When I first returned, these were the five I called. Caught up with.
Though there’s so much overlap in our Venn diagram of life (Fletch and Shad went to high school together; Chickinelli was a few years behind them; they met Lizzie at a church retreat in high school; Paul once lived with Fletch at Hotel Frank; Shad lived in another wing; Chickinelli lived with Fletch at one point on 45th; Lizzie, Fletch, Shad, and I all lived together not too recently; Chickinelli and Paul recently lived together; and everyone works in Dundee), the only thing that really holds water is that no matter the time or distance that separates us, we all try. All put forth the effort. Because in any longstanding relationship, the tensile strength gets tested and stretched, sometimes on a day-to-day basis, but the friendships stay intact, still hold their shape, when you remember it’s less about what you’re being afforded than what you can afford. Not about what isn’t being done for you or to you, but what small gestures you can muster regardless of the turn.
Pick up the phone, set a date. Do the deed.

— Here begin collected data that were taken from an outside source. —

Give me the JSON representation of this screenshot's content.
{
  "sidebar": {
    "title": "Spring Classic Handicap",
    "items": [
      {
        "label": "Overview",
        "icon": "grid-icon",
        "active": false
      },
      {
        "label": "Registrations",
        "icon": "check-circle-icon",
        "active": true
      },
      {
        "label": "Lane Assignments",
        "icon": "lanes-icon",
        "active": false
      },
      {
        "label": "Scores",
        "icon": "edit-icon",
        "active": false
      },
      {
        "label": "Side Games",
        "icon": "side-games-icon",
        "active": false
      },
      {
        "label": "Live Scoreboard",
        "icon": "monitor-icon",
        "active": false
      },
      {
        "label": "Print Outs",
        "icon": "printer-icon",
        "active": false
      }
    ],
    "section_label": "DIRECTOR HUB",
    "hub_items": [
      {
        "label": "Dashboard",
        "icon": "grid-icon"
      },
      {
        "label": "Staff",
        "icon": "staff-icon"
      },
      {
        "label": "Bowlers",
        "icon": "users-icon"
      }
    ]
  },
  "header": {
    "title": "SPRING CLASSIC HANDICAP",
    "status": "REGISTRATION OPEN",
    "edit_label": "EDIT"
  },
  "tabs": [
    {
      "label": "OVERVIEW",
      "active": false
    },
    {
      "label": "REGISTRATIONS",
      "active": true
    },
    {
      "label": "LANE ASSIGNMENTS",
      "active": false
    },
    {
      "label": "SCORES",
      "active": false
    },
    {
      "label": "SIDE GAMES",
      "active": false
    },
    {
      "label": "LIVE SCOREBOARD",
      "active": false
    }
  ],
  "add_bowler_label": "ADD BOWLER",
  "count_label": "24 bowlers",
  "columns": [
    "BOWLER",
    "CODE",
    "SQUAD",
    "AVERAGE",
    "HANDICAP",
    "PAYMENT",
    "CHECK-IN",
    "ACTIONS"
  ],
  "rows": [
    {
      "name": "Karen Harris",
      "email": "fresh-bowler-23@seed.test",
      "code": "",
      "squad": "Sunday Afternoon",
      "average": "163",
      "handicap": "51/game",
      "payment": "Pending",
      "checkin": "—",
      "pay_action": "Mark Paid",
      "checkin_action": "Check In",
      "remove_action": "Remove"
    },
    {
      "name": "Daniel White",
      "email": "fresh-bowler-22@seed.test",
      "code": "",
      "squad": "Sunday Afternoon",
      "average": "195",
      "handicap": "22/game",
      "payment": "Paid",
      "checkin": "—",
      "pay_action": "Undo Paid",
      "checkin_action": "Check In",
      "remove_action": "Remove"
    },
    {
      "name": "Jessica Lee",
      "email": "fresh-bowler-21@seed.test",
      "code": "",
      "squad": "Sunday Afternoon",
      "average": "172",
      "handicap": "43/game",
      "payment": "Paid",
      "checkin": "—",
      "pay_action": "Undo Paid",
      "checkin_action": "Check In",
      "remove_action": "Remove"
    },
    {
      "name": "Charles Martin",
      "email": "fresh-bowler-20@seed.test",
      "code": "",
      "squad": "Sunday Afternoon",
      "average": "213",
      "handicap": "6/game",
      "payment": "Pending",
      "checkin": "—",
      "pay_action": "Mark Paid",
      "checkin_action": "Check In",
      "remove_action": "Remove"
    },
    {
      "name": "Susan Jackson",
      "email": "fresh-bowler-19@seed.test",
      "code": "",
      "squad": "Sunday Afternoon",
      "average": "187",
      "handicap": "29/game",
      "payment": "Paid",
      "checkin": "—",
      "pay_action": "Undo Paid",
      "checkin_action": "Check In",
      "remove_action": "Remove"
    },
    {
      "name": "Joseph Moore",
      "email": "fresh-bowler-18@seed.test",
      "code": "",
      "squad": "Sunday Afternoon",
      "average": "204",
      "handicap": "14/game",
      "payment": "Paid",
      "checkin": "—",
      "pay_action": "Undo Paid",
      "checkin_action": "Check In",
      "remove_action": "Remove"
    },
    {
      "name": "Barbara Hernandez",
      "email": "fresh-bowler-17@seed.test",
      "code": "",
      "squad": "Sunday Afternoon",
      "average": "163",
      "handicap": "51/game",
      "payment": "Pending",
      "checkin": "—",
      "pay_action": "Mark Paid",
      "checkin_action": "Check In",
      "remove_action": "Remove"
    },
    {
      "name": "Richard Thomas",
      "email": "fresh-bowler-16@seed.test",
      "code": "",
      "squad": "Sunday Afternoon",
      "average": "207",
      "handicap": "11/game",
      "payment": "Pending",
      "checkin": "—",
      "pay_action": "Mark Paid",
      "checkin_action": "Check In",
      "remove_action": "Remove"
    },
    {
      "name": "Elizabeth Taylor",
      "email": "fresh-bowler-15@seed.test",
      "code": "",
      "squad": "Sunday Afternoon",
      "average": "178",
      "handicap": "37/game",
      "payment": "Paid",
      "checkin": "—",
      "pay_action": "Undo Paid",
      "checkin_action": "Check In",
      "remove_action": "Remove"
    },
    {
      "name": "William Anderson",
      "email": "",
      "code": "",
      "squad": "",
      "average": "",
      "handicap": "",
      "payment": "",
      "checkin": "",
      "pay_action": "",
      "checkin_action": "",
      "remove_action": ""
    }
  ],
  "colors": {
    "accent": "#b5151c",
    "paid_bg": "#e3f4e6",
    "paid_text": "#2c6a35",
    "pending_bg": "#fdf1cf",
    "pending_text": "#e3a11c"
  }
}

The five of us caroused late nights, stumbling through Benson back alleys, always ending up back at Shad’s house listening to Michael Hurley records, sipping whiskey, smoking cigarettes by the hard pack, and telling or re-telling stories. About the time we all took mushrooms in St. Louis to go see Radiohead. Or when we went to go see Prometheus and ended up in a fight outside a bar on Leavenworth where screwdrivers were scattered in the street. The time snowplows pushed up banks against Hotel Frank’s edges and we shot off the roof into white drifts. Then poured lighter fluid on the drifts, lit them on fire and tried again.
Or. Or. Or. Or sometimes, not needing to say anything at all.